RTNLGRP_IPV4_MROUTE_R,
#define RTNLGRP_IPV4_MROUTE_R RTNLGRP_IPV4_MROUTE_R
RTNLGRP_IPV6_MROUTE_R,
#define RTNLGRP_IPV6_MROUTE_R RTNLGRP_IPV6_MROUTE_R
__RTNLGRP_MAX
};
#define RTNLGRP_MAX (__RTNLGRP_MAX - 1)
在看一下文件include/uapi/linux/netlink.h中定义的nl_groups为一个32位的变量。
struct sockaddr_nl {
__kernel_sa_family_t nl_family; /* AF_NETLINK */
unsigned short nl_pad; /* zero */
__u32 nl_pid; /* port ID */
__u32 nl_groups; /* multicast groups mask */
};
这将导致在应用层进程group绑定的时候,group不能超过32个。参见以下的iproute2-5.9.0代码中的monitor功能代码,函数nl_mgrp会对group大于31的情况进行判断,因为当前最大的组RTNLGRP_IPV6_MROUTE_R值就是31。
int do_ipmonitor(int argc, char **argv)
{
int lnexthop = 0, nh_set = 1;
char *file = NULL;
unsigned int groups = 0;
groups |= nl_mgrp(RTNLGRP_LINK);
...
groups |= nl_mgrp(RTNLGRP_MPLS_NETCONF);
if (rtnl_open(&rth, groups) < 0)
exit(1);
这里固定写了31,而没有使用宏定义RTNLGRP_MAX。并且,提示信息显示,如果要监听超过31的组,需要使用setsockopt接口。

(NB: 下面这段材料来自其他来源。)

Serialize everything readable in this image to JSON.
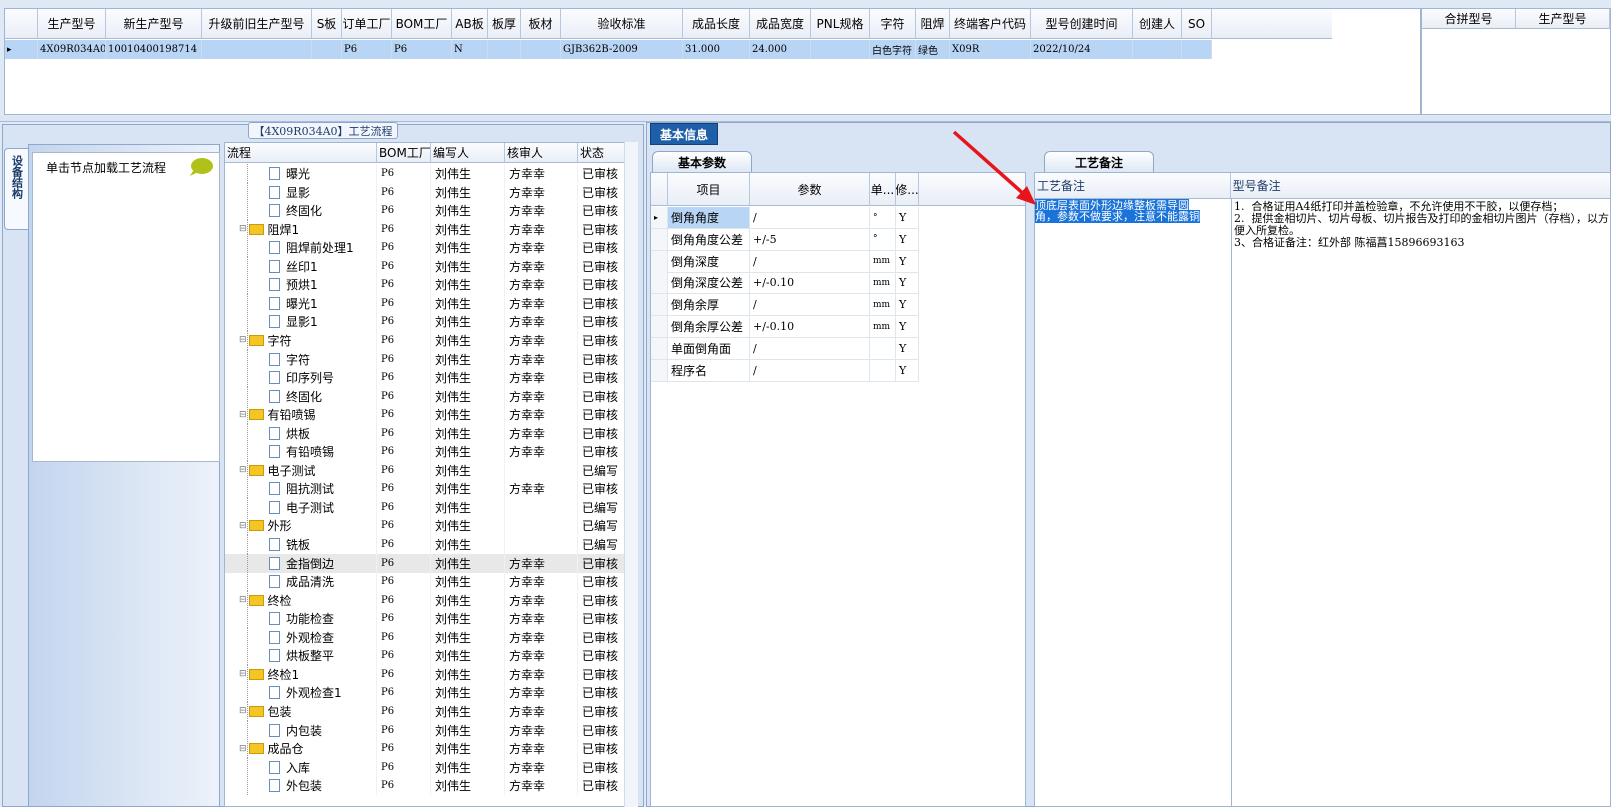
{
  "order_grid": {
    "columns": [
      "生产型号",
      "新生产型号",
      "升级前旧生产型号",
      "S板",
      "订单工厂",
      "BOM工厂",
      "AB板",
      "板厚",
      "板材",
      "验收标准",
      "成品长度",
      "成品宽度",
      "PNL规格",
      "字符",
      "阻焊",
      "终端客户代码",
      "型号创建时间",
      "创建人",
      "SO"
    ],
    "row": [
      "4X09R034A0",
      "10010400198714",
      "",
      "",
      "P6",
      "P6",
      "N",
      "",
      "",
      "GJB362B-2009",
      "31.000",
      "24.000",
      "",
      "白色字符",
      "绿色",
      "X09R",
      "2022/10/24",
      "",
      ""
    ]
  },
  "merge_grid": {
    "columns": [
      "合拼型号",
      "生产型号"
    ]
  },
  "flow_title": "【4X09R034A0】工艺流程",
  "side_tab": "设备结构",
  "device_hint": "单击节点加载工艺流程",
  "tree": {
    "columns": [
      "流程",
      "BOM工厂",
      "编写人",
      "核审人",
      "状态"
    ],
    "rows": [
      {
        "name": "曝光",
        "level": 2,
        "folder": false,
        "bom": "P6",
        "writer": "刘伟生",
        "reviewer": "方幸幸",
        "status": "已审核"
      },
      {
        "name": "显影",
        "level": 2,
        "folder": false,
        "bom": "P6",
        "writer": "刘伟生",
        "reviewer": "方幸幸",
        "status": "已审核"
      },
      {
        "name": "终固化",
        "level": 2,
        "folder": false,
        "bom": "P6",
        "writer": "刘伟生",
        "reviewer": "方幸幸",
        "status": "已审核"
      },
      {
        "name": "阻焊1",
        "level": 1,
        "folder": true,
        "bom": "P6",
        "writer": "刘伟生",
        "reviewer": "方幸幸",
        "status": "已审核"
      },
      {
        "name": "阻焊前处理1",
        "level": 2,
        "folder": false,
        "bom": "P6",
        "writer": "刘伟生",
        "reviewer": "方幸幸",
        "status": "已审核"
      },
      {
        "name": "丝印1",
        "level": 2,
        "folder": false,
        "bom": "P6",
        "writer": "刘伟生",
        "reviewer": "方幸幸",
        "status": "已审核"
      },
      {
        "name": "预烘1",
        "level": 2,
        "folder": false,
        "bom": "P6",
        "writer": "刘伟生",
        "reviewer": "方幸幸",
        "status": "已审核"
      },
      {
        "name": "曝光1",
        "level": 2,
        "folder": false,
        "bom": "P6",
        "writer": "刘伟生",
        "reviewer": "方幸幸",
        "status": "已审核"
      },
      {
        "name": "显影1",
        "level": 2,
        "folder": false,
        "bom": "P6",
        "writer": "刘伟生",
        "reviewer": "方幸幸",
        "status": "已审核"
      },
      {
        "name": "字符",
        "level": 1,
        "folder": true,
        "bom": "P6",
        "writer": "刘伟生",
        "reviewer": "方幸幸",
        "status": "已审核"
      },
      {
        "name": "字符",
        "level": 2,
        "folder": false,
        "bom": "P6",
        "writer": "刘伟生",
        "reviewer": "方幸幸",
        "status": "已审核"
      },
      {
        "name": "印序列号",
        "level": 2,
        "folder": false,
        "bom": "P6",
        "writer": "刘伟生",
        "reviewer": "方幸幸",
        "status": "已审核"
      },
      {
        "name": "终固化",
        "level": 2,
        "folder": false,
        "bom": "P6",
        "writer": "刘伟生",
        "reviewer": "方幸幸",
        "status": "已审核"
      },
      {
        "name": "有铅喷锡",
        "level": 1,
        "folder": true,
        "bom": "P6",
        "writer": "刘伟生",
        "reviewer": "方幸幸",
        "status": "已审核"
      },
      {
        "name": "烘板",
        "level": 2,
        "folder": false,
        "bom": "P6",
        "writer": "刘伟生",
        "reviewer": "方幸幸",
        "status": "已审核"
      },
      {
        "name": "有铅喷锡",
        "level": 2,
        "folder": false,
        "bom": "P6",
        "writer": "刘伟生",
        "reviewer": "方幸幸",
        "status": "已审核"
      },
      {
        "name": "电子测试",
        "level": 1,
        "folder": true,
        "bom": "P6",
        "writer": "刘伟生",
        "reviewer": "",
        "status": "已编写"
      },
      {
        "name": "阻抗测试",
        "level": 2,
        "folder": false,
        "bom": "P6",
        "writer": "刘伟生",
        "reviewer": "方幸幸",
        "status": "已审核"
      },
      {
        "name": "电子测试",
        "level": 2,
        "folder": false,
        "bom": "P6",
        "writer": "刘伟生",
        "reviewer": "",
        "status": "已编写"
      },
      {
        "name": "外形",
        "level": 1,
        "folder": true,
        "bom": "P6",
        "writer": "刘伟生",
        "reviewer": "",
        "status": "已编写"
      },
      {
        "name": "铣板",
        "level": 2,
        "folder": false,
        "bom": "P6",
        "writer": "刘伟生",
        "reviewer": "",
        "status": "已编写"
      },
      {
        "name": "金指倒边",
        "level": 2,
        "folder": false,
        "bom": "P6",
        "writer": "刘伟生",
        "reviewer": "方幸幸",
        "status": "已审核",
        "selected": true
      },
      {
        "name": "成品清洗",
        "level": 2,
        "folder": false,
        "bom": "P6",
        "writer": "刘伟生",
        "reviewer": "方幸幸",
        "status": "已审核"
      },
      {
        "name": "终检",
        "level": 1,
        "folder": true,
        "bom": "P6",
        "writer": "刘伟生",
        "reviewer": "方幸幸",
        "status": "已审核"
      },
      {
        "name": "功能检查",
        "level": 2,
        "folder": false,
        "bom": "P6",
        "writer": "刘伟生",
        "reviewer": "方幸幸",
        "status": "已审核"
      },
      {
        "name": "外观检查",
        "level": 2,
        "folder": false,
        "bom": "P6",
        "writer": "刘伟生",
        "reviewer": "方幸幸",
        "status": "已审核"
      },
      {
        "name": "烘板整平",
        "level": 2,
        "folder": false,
        "bom": "P6",
        "writer": "刘伟生",
        "reviewer": "方幸幸",
        "status": "已审核"
      },
      {
        "name": "终检1",
        "level": 1,
        "folder": true,
        "bom": "P6",
        "writer": "刘伟生",
        "reviewer": "方幸幸",
        "status": "已审核"
      },
      {
        "name": "外观检查1",
        "level": 2,
        "folder": false,
        "bom": "P6",
        "writer": "刘伟生",
        "reviewer": "方幸幸",
        "status": "已审核"
      },
      {
        "name": "包装",
        "level": 1,
        "folder": true,
        "bom": "P6",
        "writer": "刘伟生",
        "reviewer": "方幸幸",
        "status": "已审核"
      },
      {
        "name": "内包装",
        "level": 2,
        "folder": false,
        "bom": "P6",
        "writer": "刘伟生",
        "reviewer": "方幸幸",
        "status": "已审核"
      },
      {
        "name": "成品仓",
        "level": 1,
        "folder": true,
        "bom": "P6",
        "writer": "刘伟生",
        "reviewer": "方幸幸",
        "status": "已审核"
      },
      {
        "name": "入库",
        "level": 2,
        "folder": false,
        "bom": "P6",
        "writer": "刘伟生",
        "reviewer": "方幸幸",
        "status": "已审核"
      },
      {
        "name": "外包装",
        "level": 2,
        "folder": false,
        "bom": "P6",
        "writer": "刘伟生",
        "reviewer": "方幸幸",
        "status": "已审核"
      }
    ]
  },
  "basic_tab": "基本信息",
  "param_tab": "基本参数",
  "params": {
    "columns": [
      "项目",
      "参数",
      "单...",
      "修..."
    ],
    "rows": [
      {
        "item": "倒角角度",
        "value": "/",
        "unit": "°",
        "mod": "Y"
      },
      {
        "item": "倒角角度公差",
        "value": "+/-5",
        "unit": "°",
        "mod": "Y"
      },
      {
        "item": "倒角深度",
        "value": "/",
        "unit": "mm",
        "mod": "Y"
      },
      {
        "item": "倒角深度公差",
        "value": "+/-0.10",
        "unit": "mm",
        "mod": "Y"
      },
      {
        "item": "倒角余厚",
        "value": "/",
        "unit": "mm",
        "mod": "Y"
      },
      {
        "item": "倒角余厚公差",
        "value": "+/-0.10",
        "unit": "mm",
        "mod": "Y"
      },
      {
        "item": "单面倒角面",
        "value": "/",
        "unit": "",
        "mod": "Y"
      },
      {
        "item": "程序名",
        "value": "/",
        "unit": "",
        "mod": "Y"
      }
    ]
  },
  "note_tab": "工艺备注",
  "notes": {
    "process_header": "工艺备注",
    "model_header": "型号备注",
    "process_text": "顶底层表面外形边缘整板需导圆角，参数不做要求，注意不能露铜",
    "model_text": "1.  合格证用A4纸打印并盖检验章，不允许使用不干胶，以便存档；\n2.  提供金相切片、切片母板、切片报告及打印的金相切片图片（存档），以方便入所复检。\n3、合格证备注：红外部 陈福菖15896693163"
  },
  "colors": {
    "selected_row": "#b9d5f5",
    "tab_active": "#1f5fa8",
    "highlight": "#1a73d9",
    "arrow": "#e8141c"
  }
}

static inline __u32 nl_mgrp(__u32 group)
{
if (group > 31 ) {
fprintf(stderr, "Use setsockopt for this group %d\n", group);
exit(-1);
}
return group ? (1 << (group - 1)) : 0;
如下iproute2使用rtnl_open子函数,bind函数使用的是sockaddr_nl结构的成员nl_groups,其与subscriptions都是32位的长度。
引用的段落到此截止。